En Irak, le quotidien sous les tirs croisés de l'armée turque et du PKK

  • De longue date, Bagdad et Erbil, capitale du Kurdistan irakien, sont accusées de détourner le regard pour préserver l'alliance stratégique les unissant à Ankara, un des principaux partenaires commerciaux du pays
  • Même si à chaque flambée de violence, des communiqués viennent condamner du bout des lèvres une violation de la souveraineté irakienne et les répercussions pour les civils

HIROR: "La plupart des habitants sont partis", se lamente dans son jardin le septuagénaire Moustafa Ahmed, exhibant dans ses paumes des douilles vides. Dans l'extrême nord de l'Irak, les civils vivent au quotidien sous les tirs croisés de l'armée turque et des combattants du PKK.

Depuis des décennies, le conflit opposant Ankara au Parti des travailleurs du Kurdistan (PKK) a débordé dans le nord de l'Irak. Sur les hauteurs verdoyantes du Kurdistan irakien, l'armée turque a installé des dizaines de positions tandis que les combattants du PKK, des Kurdes turcs, y ont leurs bases arrières.

"Notre vie est devenue un enfer. On ne se sent plus en sécurité chez nous", lâche Moustafa Ahmed, à l'ombre de l'amandier planté devant sa maison au village bucolique de Hiror, près de la frontière avec la Turquie.

Un jour, raconte-t-il, un obus est tombé près de chez lui.

Sur ses 12 enfants, dix ont quitté la région. Et "sur les 50 familles du village, il n'en reste plus que 17", regrette le septuagénaire rasé de près et au corps sec, cigarette aux lèvres. "Les autres ont abandonné leurs maisons et leurs terrains, par peur des bombardements".

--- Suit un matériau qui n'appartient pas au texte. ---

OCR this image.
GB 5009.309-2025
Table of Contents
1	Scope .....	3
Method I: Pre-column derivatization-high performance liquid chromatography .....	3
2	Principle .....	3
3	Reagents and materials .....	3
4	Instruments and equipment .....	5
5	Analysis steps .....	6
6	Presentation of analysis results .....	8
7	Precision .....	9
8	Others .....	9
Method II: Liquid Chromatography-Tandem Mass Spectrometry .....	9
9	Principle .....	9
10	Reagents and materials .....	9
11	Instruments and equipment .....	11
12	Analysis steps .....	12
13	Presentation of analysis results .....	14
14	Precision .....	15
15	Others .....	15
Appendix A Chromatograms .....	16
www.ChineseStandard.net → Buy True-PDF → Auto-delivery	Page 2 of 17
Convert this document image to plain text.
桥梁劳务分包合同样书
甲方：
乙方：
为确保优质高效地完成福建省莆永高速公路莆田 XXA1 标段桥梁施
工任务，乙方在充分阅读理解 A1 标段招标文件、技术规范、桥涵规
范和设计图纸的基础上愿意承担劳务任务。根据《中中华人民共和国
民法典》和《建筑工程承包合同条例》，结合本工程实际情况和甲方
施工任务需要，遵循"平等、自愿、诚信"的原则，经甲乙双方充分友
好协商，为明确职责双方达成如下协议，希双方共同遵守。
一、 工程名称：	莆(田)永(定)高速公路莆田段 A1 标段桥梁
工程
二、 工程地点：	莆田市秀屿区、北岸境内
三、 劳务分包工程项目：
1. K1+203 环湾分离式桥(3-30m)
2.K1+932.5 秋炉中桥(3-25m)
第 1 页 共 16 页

Ceux qui restent subissent au quotidien le survol des avions militaires et le bourdonnement des drones des soldats turcs.

"Ils sont là-bas, sur ces hauteurs. Ils nous voient et savent ce que nous faisons", lâche-t-il, pointant du doigt les montagnes boisées qui enserrent son village. "Nous ne pouvons plus aller dans nos champs ou faire paître nos bêtes".

«Maisons endommagées»

Qualifié de "terroriste" par la Turquie et ses alliés occidentaux, le PKK livre une sanglante guérilla sur le sol turc depuis 1984. Mais dans le nord de l'Irak aussi, l'armée turque mène régulièrement des opérations terrestres et des raids aériens pour en finir avec l'organisation.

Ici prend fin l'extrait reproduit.